On the back porch of our house there are two red rockers. They were bought on our honeymoon, a trip to Devon, nearly sixty years ago, and they have been repaired and repainted a good many times since. But always red. Because that’s what made us buy them. The colour. We spotted them in a strange little shop, not quite antiques and not quite bric-a-brac but somewhere in between, and they weren’t new then. We could see the red paint beneath the white, trying to make itself known, as though only we could see it and appreciate it.
They cost us all the spending money we had, and we still had to put a bit on tick – it took us five years to pay it all off in the end. And once we had handed over every note and coin, and signed away a heart stopping amount on top, the man in the shop didn’t want to know, so we had to lug them back up that long cobbled hill to the guest house ourselves. I can still remember the look on the landlady’s face when she saw them in her parlour, a mixture of disbelief and all out fury. She was a harridan, that one, but you and your charm persuaded her to let us keep the chairs there overnight. We worried about them all night, like parents with a newborn, and in the morning we rushed downstairs to check nothing had happened to them. Nothing had.

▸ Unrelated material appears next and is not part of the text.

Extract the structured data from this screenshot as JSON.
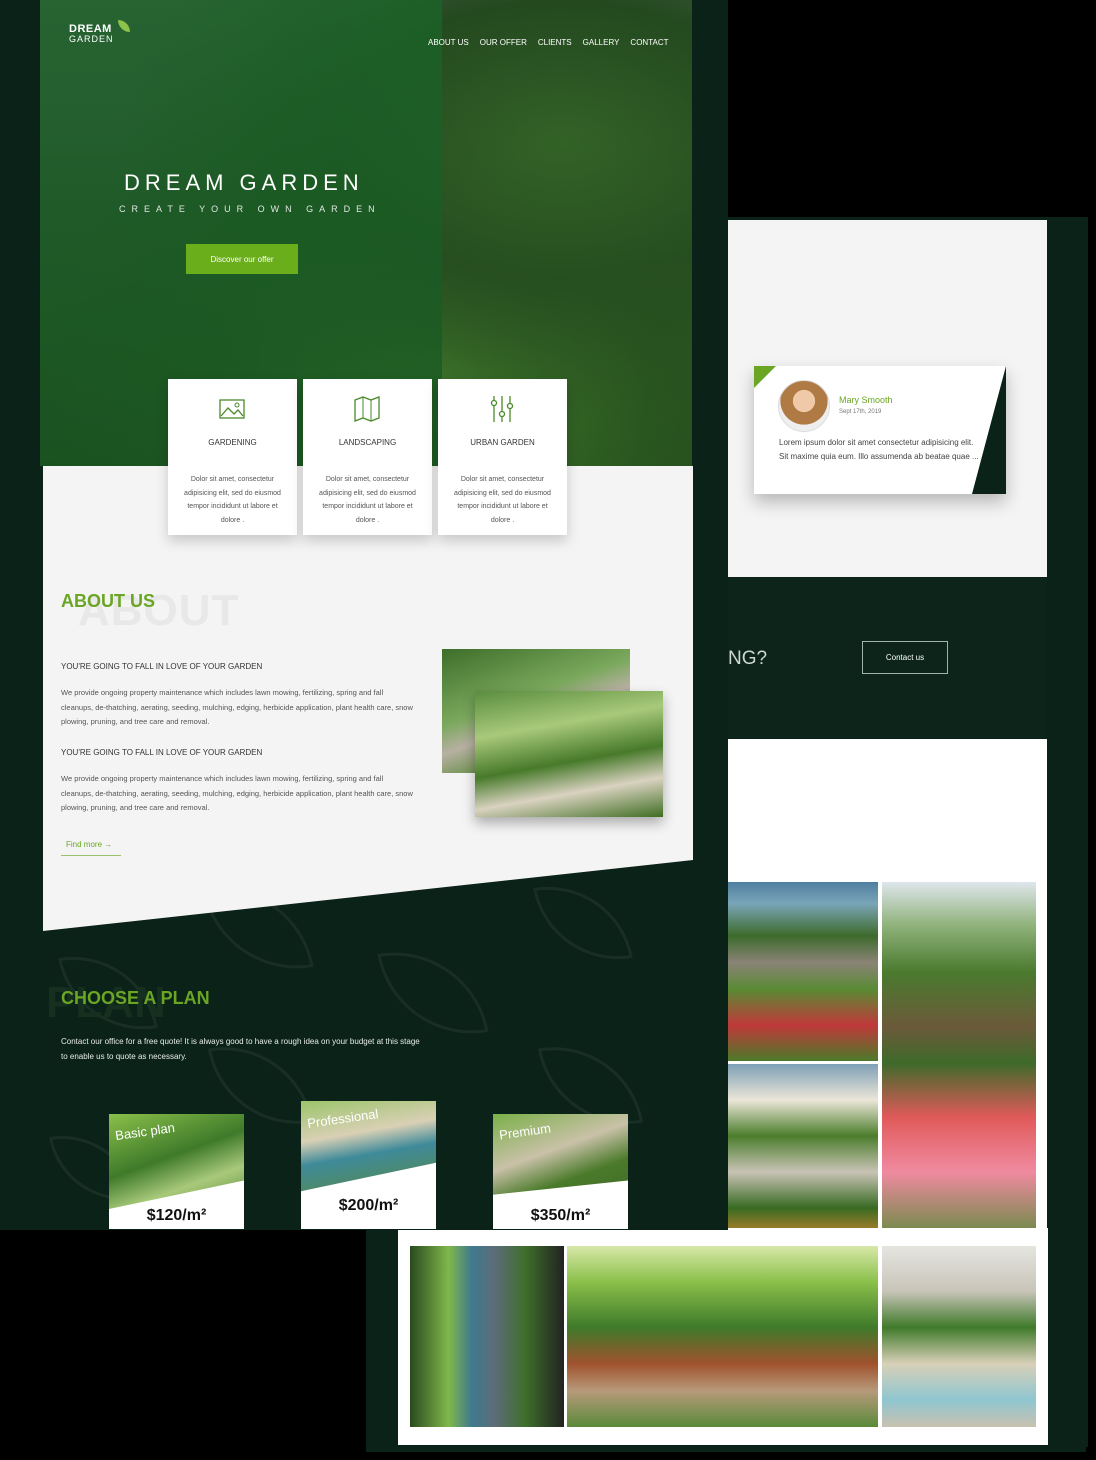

Because we had spent all our money, we had to cut our honeymoon short and leave that afternoon on a train back to London. The guard promised he’d keep an eye on our pride and joys, for a fee, and we had nothing to give him so we took it in turns trundling up to the luggage carriage and back. When we got home, I stayed with the chairs at the station while you ran off to find your dad because he had a cart we could use to get them home.
Home. Home was with your parents then. We had nowhere else to go, and no money (especially after debting on those chairs) so it made sense, but your mother was strict and was never too fond of me, and she refused to let the rockers into her house. Your charm was powerless against her. They had to stay in the shed in the garden. The evenings we spent out there, just the two of us, a glass of beer and each other, rocking gently, were some of the happiest I can remember.
Hard work and denial and we finally found our own house, and it had a room for the rockers, but I always preferred them outside. You promised me that when we were rich we would have a house with a porch at the back so that the chairs would have their own place. I laughed and thanked you and we smiled about it.
We never got rich, but we did eventually buy ourselves a nice, respectable house with a good sized garden. You surprised me one birthday by telling me you had hired some builders to put up a porch, like the one you’d always promised me. The children – we had three by then – didn’t understand and thought it was the worst present they could think of, but I was more pleased than I think I let you know. I always wondered whether you understood how much that gesture meant to me.
The children grew up, they moved out, they visited occasionally. You and I missed them; we were reminded of those early days when it was just the two of us, and at first it was awkward but soon it was natural and as though years had never happened. We sat on those old red chairs and I don’t think I have ever felt peace like it. Every now and then you reached across and squeezed my hand and for a moment I saw the young man you had been.
But now I sit next to an empty chair, and remember.